How Many Liquid States Can Water Exist In? More Than One, Finds Breakthrough Study

Scientists were able to successfully demonstrate that supercooled water could exist in two liquid states

Water is the essence of life. Without its existence, nearly all living organisms on Earth would perish. Mankind has continued to learn about its properties for millennia. However, there is much more to water than what is known. It can exist in two liquid states, and not just one.

In a study published in the journal Science, researchers established through experiments and computer simulations that super-cooled water undergoes a transformation from high-density to low-density states under the right conditions. The existence of water in double liquid states can explain many of its characteristics such as its response to changes in temperature and pressure that are wholly varied from other known liquids.

An All-pervasive Element

Being one of the most abundant substances on Earth and a universal solvent, water plays a crucial and rudimentary role in several areas such as material science, climate, biochemistry, cryobiology, and cryopreservation. It also plays an integral part in numerous industrial processes, where it serves as a reactant, product, impurity, or solvent.

Water (Representational Picture) Pxfuel

Prof.

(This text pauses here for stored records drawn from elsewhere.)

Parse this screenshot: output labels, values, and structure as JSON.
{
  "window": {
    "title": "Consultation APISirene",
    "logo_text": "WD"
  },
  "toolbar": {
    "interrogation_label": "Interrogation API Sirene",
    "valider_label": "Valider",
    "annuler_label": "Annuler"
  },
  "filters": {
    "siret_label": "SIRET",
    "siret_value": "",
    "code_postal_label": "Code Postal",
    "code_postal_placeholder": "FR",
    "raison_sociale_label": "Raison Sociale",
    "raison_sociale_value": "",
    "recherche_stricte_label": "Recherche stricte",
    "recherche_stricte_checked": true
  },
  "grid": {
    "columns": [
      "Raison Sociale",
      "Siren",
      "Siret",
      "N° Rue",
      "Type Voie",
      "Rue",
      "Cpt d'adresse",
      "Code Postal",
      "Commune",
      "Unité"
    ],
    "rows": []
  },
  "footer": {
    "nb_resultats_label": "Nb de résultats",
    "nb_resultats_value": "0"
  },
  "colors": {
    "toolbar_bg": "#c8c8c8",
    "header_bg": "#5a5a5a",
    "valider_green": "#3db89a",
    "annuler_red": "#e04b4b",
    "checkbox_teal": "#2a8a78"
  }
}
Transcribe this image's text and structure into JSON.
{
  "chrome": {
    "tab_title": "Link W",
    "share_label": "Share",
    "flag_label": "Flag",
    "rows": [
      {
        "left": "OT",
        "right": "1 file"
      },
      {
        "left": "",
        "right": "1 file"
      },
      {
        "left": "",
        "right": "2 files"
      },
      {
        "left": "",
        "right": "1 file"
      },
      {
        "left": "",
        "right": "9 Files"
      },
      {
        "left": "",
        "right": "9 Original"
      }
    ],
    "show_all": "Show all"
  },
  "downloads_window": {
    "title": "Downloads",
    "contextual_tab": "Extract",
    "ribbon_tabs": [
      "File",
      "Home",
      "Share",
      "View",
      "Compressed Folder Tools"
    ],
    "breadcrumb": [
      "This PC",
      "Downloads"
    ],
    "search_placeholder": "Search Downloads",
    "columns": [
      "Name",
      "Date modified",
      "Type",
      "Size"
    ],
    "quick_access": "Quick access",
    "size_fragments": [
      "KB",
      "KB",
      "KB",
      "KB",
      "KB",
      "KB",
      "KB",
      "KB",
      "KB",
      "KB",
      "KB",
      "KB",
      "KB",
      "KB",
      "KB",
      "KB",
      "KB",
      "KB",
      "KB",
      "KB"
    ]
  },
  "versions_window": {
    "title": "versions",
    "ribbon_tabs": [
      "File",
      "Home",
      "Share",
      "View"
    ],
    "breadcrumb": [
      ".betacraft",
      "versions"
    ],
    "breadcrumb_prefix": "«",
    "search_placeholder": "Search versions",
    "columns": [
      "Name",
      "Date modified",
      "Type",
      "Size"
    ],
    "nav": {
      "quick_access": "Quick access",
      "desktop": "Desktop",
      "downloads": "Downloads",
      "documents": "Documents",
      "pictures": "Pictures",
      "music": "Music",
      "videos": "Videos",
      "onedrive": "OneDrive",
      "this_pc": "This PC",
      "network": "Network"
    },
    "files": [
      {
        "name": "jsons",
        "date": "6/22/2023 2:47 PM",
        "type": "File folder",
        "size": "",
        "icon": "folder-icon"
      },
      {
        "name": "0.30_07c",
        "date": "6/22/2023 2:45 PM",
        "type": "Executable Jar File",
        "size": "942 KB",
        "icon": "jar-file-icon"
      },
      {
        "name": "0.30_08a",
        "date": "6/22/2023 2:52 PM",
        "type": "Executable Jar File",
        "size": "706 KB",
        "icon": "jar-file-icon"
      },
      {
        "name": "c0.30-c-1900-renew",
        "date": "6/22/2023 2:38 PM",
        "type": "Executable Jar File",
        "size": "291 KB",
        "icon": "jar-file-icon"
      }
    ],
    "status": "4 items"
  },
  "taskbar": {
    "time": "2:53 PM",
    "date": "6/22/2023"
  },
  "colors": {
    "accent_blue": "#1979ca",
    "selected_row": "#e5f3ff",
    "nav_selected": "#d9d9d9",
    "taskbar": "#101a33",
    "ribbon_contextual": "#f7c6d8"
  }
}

Nicolas Giovambattista, co-author of the study, stated that the potential presence of water in two different states was proposed nearly 30 years ago. Theoretical simulations have suggested intensely supercooled water transitions from high- and low-density forms. However, experimental study of the transition has been a challenge as it takes place under conditions where the crystallization of ice is exceedingly quick.

"This counterintuitive hypothesis has been one of the most important questions in the chemistry and physics of water, and a controversial scenario since its beginnings. This is because experiments that can access the two liquid states in water have been very challenging due to the apparently unavoidable ice formation at the conditions where the two liquids should exist," explained Giovambattista, in a statement.

Seeking the Two Liquid States of Water

For the study, the team prepared samples of supercooled liquid water by employing a combination of x-ray lasers for rapid structure determination along with infrared pulses to rapidly heat shapeless ice layers that were formed at approximately -73 C (around 200 K). The heating process resulted in the creation of high-density liquid water at elevated pressures.

Ice Crystals
Ice Crystals (Representational Picture) Pxfuel

While the layer expanded and underwent decompression, low-density liquid water was formed and increased on time scales between 20 nanoseconds and 3 microseconds. The density of the two liquids was found to differ by 20 percent and the exhibited properties were different as well.

Additionally, computer simulations were also performed by the team. This facilitated the easier interpretation of results as the experiment itself was incredibly complex, and some of the observables were not obtainable during the experiment.

Proving A Long-held Theory

Two Liquid States of Water
The above graphic offers a conceptual view of how water can exist in two liquid states separated by a thin interface. The bottom liquid is more dense than the one on top, because it is composed of water molecules that are more cosely packed. Jerker Lokrantz and Anders Nilsson

The results of the study suggest that the dynamics of these two processes provide the necessary evidence to establish that liquid-liquid transition can occur in supercooled water. The findings also imply that under ideal conditions, water must able to exist like two immiscible liquids that are separated by a fine interface, much like how oil and water co-exist.

Therefore, water's uncommon characteristic of being present in two liquid states can have a profound effect on various engineering and scientific applications. "It remains an open question how the presence of two liquids may affect the behavior of aqueous solutions in general, and in particular, how the two liquids may affect biomolecules in aqueous environments. This motivates further studies in the search for potential applications," concluded Giovambattista.